Section 57 of the ICT Act should not have been there in the first place. That it is there, that people in the corridors of power in the past and in these present times have thought nothing of the concerns expressed by citizens about the damage that such a law would do to society, is worrying. In all these years since the law came into operation, a good number of journalists have paid the price for what they have tried to do as part of their profession. Cases have been filed against them both at the level of the administration and by individuals aggrieved by news reports and postings on social media.
The problem with measures like Section 57 is that they encourage the growth of a psychology, among individuals and groups, that militates against the spirit of a free expression of opinion. We do realize, though, that the media are not perfect, that sometimes the less careful working for them fall prey to reportage that may not exactly be in tune with the calling of the profession. But the number of such journalists is never very high. Besides, when they make mistakes, there are ways in which they can be made to stand corrected or made to realize their errors. There is such an institution as the Press Council, to which anyone aggrieved by news reports can complain. There is the convention of rejoinders, which gives an aggrieved person the right to respond to reports he/she may be troubled by. There is the normal process of law that can be brought to bear on an emergent situation.
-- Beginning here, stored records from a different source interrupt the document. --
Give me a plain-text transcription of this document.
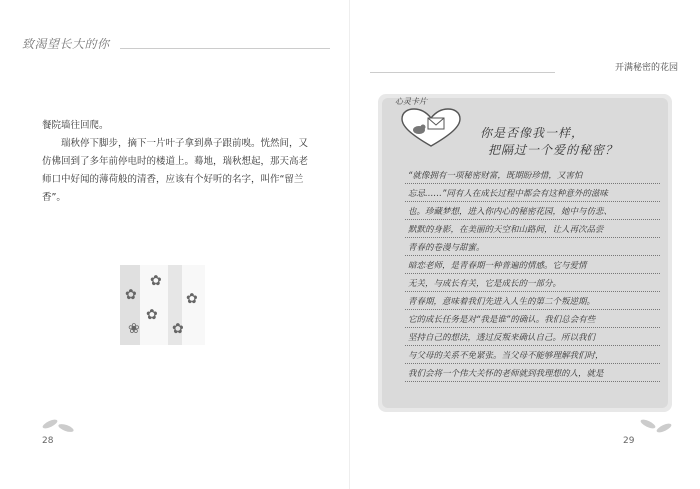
致渴望长大的你

餐院墙往回爬。

瑞秋停下脚步，摘下一片叶子拿到鼻子跟前嗅。恍然间，又仿佛回到了多年前停电时的楼道上。蓦地，瑞秋想起，那天高老师口中好闻的薄荷般的清香，应该有个好听的名字，叫作“留兰香”。

✿
✿
✿
✿
✿
❀
28
开满秘密的花园
29
心灵卡片
你是否像我一样，
把隔过一个爱的秘密？
“就像拥有一项秘密财富，既期盼珍惜，又害怕
忘忌……”同有人在成长过程中都会有这种意外的滋味
也。珍藏梦想，进入你内心的秘密花园，她中与仿悲、
默默的身影，在美丽的天空和山路间，让人再次品尝
青春的卷漫与甜蜜。
暗恋老师，是青春期一种普遍的情感。它与爱情
无关，与成长有关，它是成长的一部分。
青春期，意味着我们先进入人生的第二个叛逆期。
它的成长任务是对“我是谁”的确认。我们总会有些
坚持自己的想法，透过反叛来确认自己。所以我们
与父母的关系不免紧张。当父母不能够理解我们时，
我们会将一个伟大关怀的老师就到我理想的人，就是
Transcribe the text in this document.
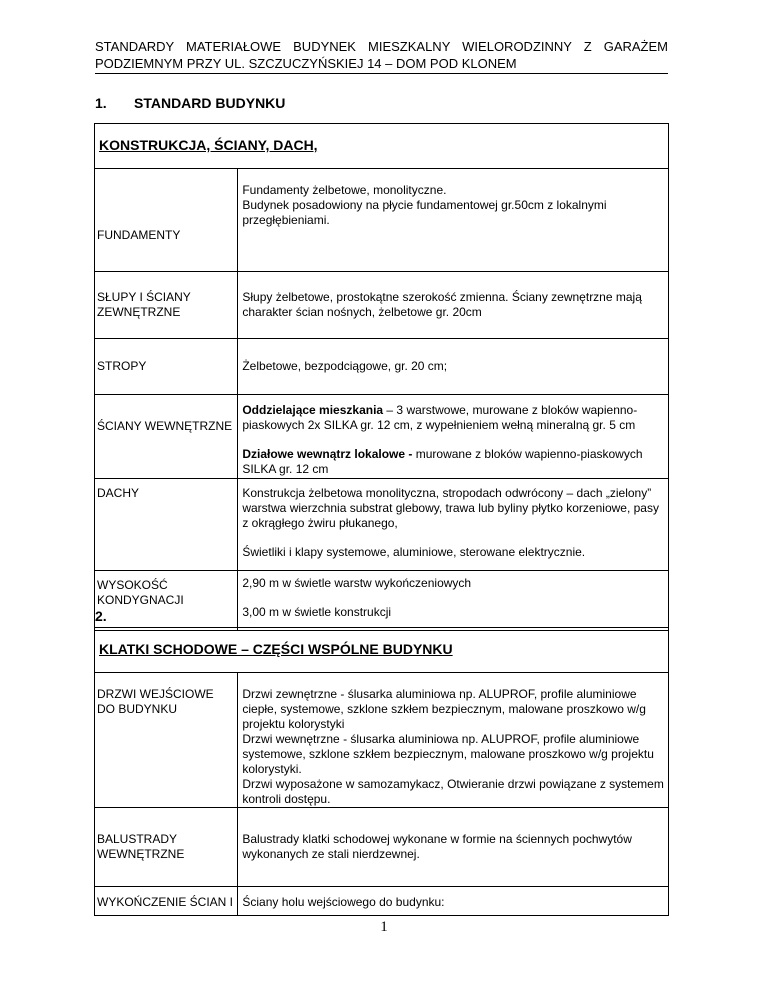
STANDARDY MATERIAŁOWE BUDYNEK MIESZKALNY WIELORODZINNY Z GARAŻEM
PODZIEMNYM PRZY UL. SZCZUCZYŃSKIEJ 14 – DOM POD KLONEM
1. STANDARD BUDYNKU
KONSTRUKCJA, ŚCIANY, DACH,	

FUNDAMENTY	Fundamenty żelbetowe, monolityczne.
Budynek posadowiony na płycie fundamentowej gr.50cm z lokalnymi przegłębieniami.

SŁUPY I ŚCIANY ZEWNĘTRZNE	Słupy żelbetowe, prostokątne szerokość zmienna. Ściany zewnętrzne mają charakter ścian nośnych, żelbetowe gr. 20cm

STROPY	Żelbetowe, bezpodciągowe, gr. 20 cm;

ŚCIANY WEWNĘTRZNE	Oddzielające mieszkania – 3 warstwowe, murowane z bloków wapienno-piaskowych 2x SILKA gr. 12 cm, z wypełnieniem wełną mineralną gr. 5 cm
Działowe wewnątrz lokalowe - murowane z bloków wapienno-piaskowych SILKA gr. 12 cm

DACHY	Konstrukcja żelbetowa monolityczna, stropodach odwrócony – dach „zielony” warstwa wierzchnia substrat glebowy, trawa lub byliny płytko korzeniowe, pasy z okrągłego żwiru płukanego,
Świetliki i klapy systemowe, aluminiowe, sterowane elektrycznie.

WYSOKOŚĆ KONDYGNACJI	2,90 m w świetle warstw wykończeniowych
3,00 m w świetle konstrukcji
2.
KLATKI SCHODOWE – CZĘŚCI WSPÓLNE BUDYNKU	

DRZWI WEJŚCIOWE DO BUDYNKU	Drzwi zewnętrzne - ślusarka aluminiowa np. ALUPROF, profile aluminiowe ciepłe, systemowe, szklone szkłem bezpiecznym, malowane proszkowo w/g projektu kolorystyki
Drzwi wewnętrzne - ślusarka aluminiowa np. ALUPROF, profile aluminiowe systemowe, szklone szkłem bezpiecznym, malowane proszkowo w/g projektu kolorystyki.
Drzwi wyposażone w samozamykacz, Otwieranie drzwi powiązane z systemem kontroli dostępu.

BALUSTRADY WEWNĘTRZNE	Balustrady klatki schodowej wykonane w formie na ściennych pochwytów wykonanych ze stali nierdzewnej.

WYKOŃCZENIE ŚCIAN I	Ściany holu wejściowego do budynku:
1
It is these conventions and traditions that are threatened when laws like Section 57 are brought in. Information Minister Hasanul Haq Inu has all the right in the world to defend the measure, but when he says Section 57 has not been used to harass journalists, he is wrong. There are instances across the country where cases based on Section 57 have been slapped on journalists. The result has been the growth of an atmosphere of intimidation and fear. It is very obvious that journalists are today afraid of the consequences that might arise from their reports and editorial comments. To then suggest that Section 57 is nothing to be worried about stretches the truth by miles, for if the law did not give us cause for worry, why would there be such a loud cumulative and collective demand across Bangladesh for its repeal?
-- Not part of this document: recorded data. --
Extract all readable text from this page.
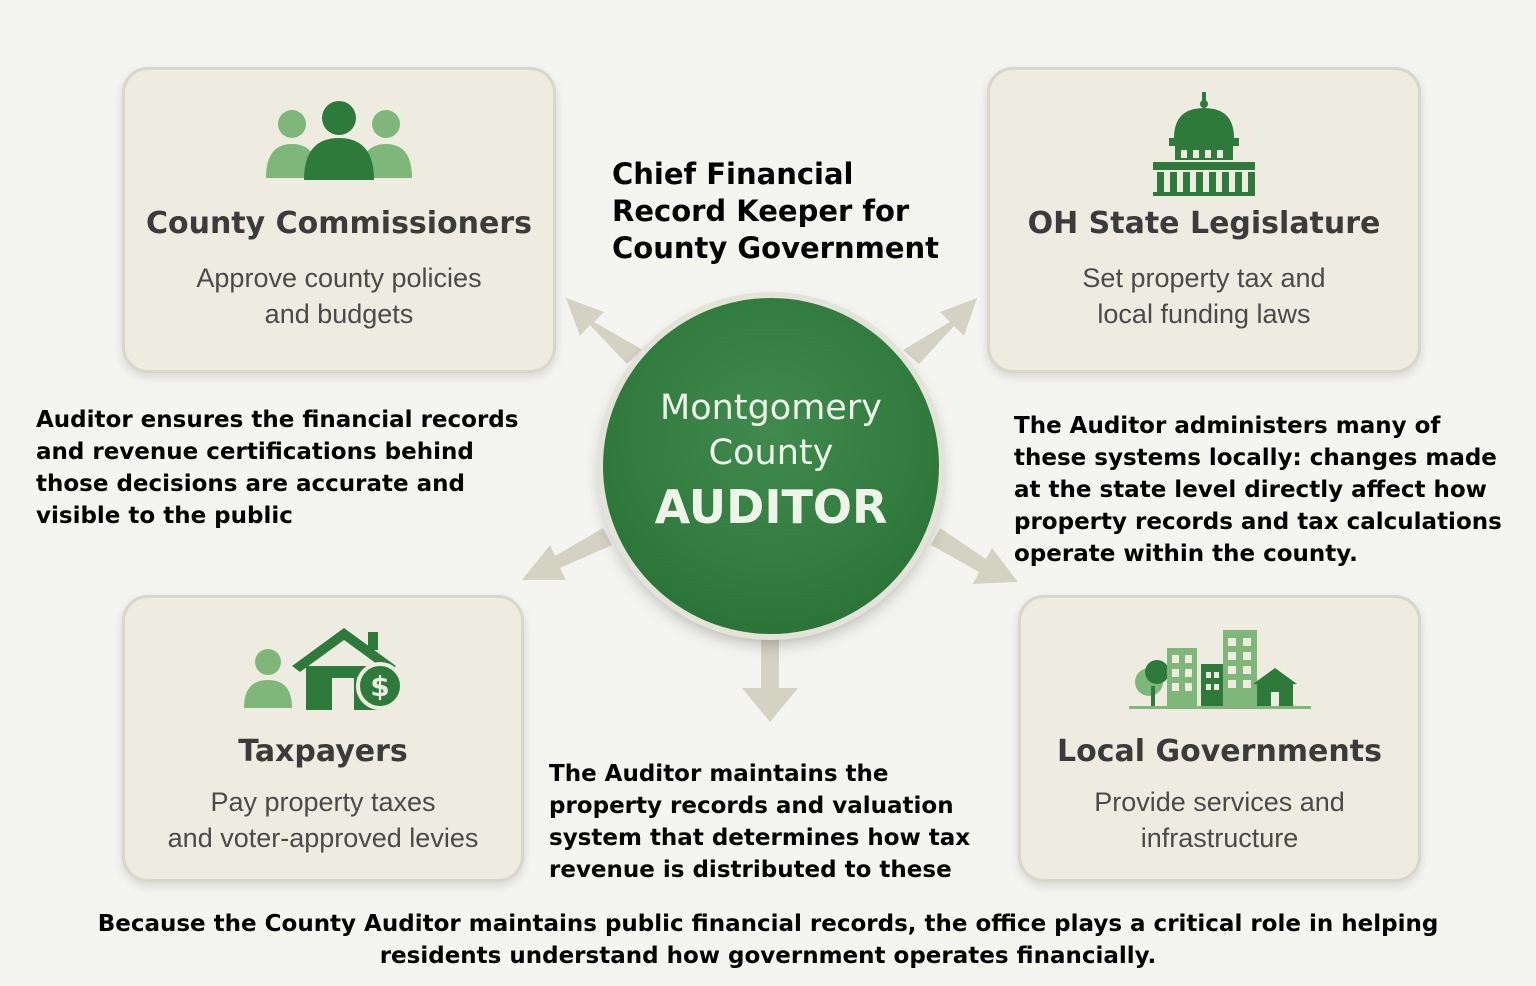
Chief Financial
Record Keeper for
County Government
County Commissioners
Approve county policies
and budgets
OH State Legislature
Set property tax and
local funding laws
$
Taxpayers
Pay property taxes
and voter-approved levies
Local Governments
Provide services and
infrastructure
Montgomery
County
AUDITOR
Auditor ensures the financial records
and revenue certifications behind
those decisions are accurate and
visible to the public
The Auditor administers many of
these systems locally: changes made
at the state level directly affect how
property records and tax calculations
operate within the county.
The Auditor maintains the
property records and valuation
system that determines how tax
revenue is distributed to these
Because the County Auditor maintains public financial records, the office plays a critical role in helping
residents understand how government operates financially.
Democracy entails a full, substantive and healthy functioning of society through the political processes that are supposed to underpin it. But when regressive measures — and Section 57 clearly is one — are brought in and citizens are informed that these measures will ensure a smooth working of politics, it is pluralism which takes a back seat or goes fugitive altogether. Democracy does not make people run for cover from threats but has them face those threats openly and squarely. Section 57, unfortunately, renders media people vulnerable to endless worries only because they refuse to push realities under the rug. Such a law does not sit well with democracy. It eats away at the democratic fabric from within, unless someone realizes in the centre of power that if the flow of blood is not stanched, society will begin to haemorrhage. Bad laws seek to turn societies anemic.
In this country, we have had bad laws aplenty, going back all the way to army-ruled Pakistan in the Ayub Khan era. The unconcern with which the Defence of Pakistan Rules was applied to throttle democratic aspirations is not to be forgotten. In Bangladesh, the Special Powers Act, enacted by the Awami League government in the early 1970s and subsequently taken full advantage of by successive governments, did huge disservice to the political ethos of the nation. The notorious Indemnity Ordinance, decreed by the usurper Moshtaque regime and — horror of horrors! — subsequently made to worm its way into the Fifth Amendment to the Constitution by the Zia regime left us red in the face before the global community. In the Ershad years, the endless nocturnal ‘advice’ making its way to newspaper offices was a threat that could, should it not be heeded, lead to dangerous consequences.
But, of course, authoritarian or autocratic or military regimes have their beefy ways, before they bite the dust, of keeping people fearful of their illegitimacy until they are driven off politics by mass movements. With democratic dispensations, with elected governments, circumstances must be different. When citizens disappear without trace, it becomes the responsibility of the elected government holding office to scour the land and retrieve those citizens and convince the nation that purposeful politics is at work. When the police beat a journalist black and blue and then charge him with possession of yaba tablets, it becomes the moral and constitutional responsibility of government based on the consent of the governed to come to his aid and have his tormentors face justice. When an individual sues another individual on the strength of laws like Section 57, it becomes obvious that the recklessness with which the law is liable to be applied and even abused is a reason why it should not be there.
Since March this year, no fewer than twenty three journalists have been sued under Section 57. And yet Minister Inu thinks journalists are not being subjected to harassment by the law. Section 57, says he, is not just for the media but for the 160 million people of Bangladesh. Do these 160 million need this law when a plenitude of laws is already out there to deal with defamation, innuendo, petty and high crime and treason?
Law Minister Anisul Huq has enlightened us with the thought that Section 57 will eventually cease to be. We will celebrate his optimism when his sentiment comes to pass. Meanwhile, let the thought be reasserted that this country needs a flowering of ideas and intellect. It has no room for a narrowing of liberties and dreams.
And therefore should Section 57 go — in the larger national interest. Arbitrariness is not the way for the State to be conducting business.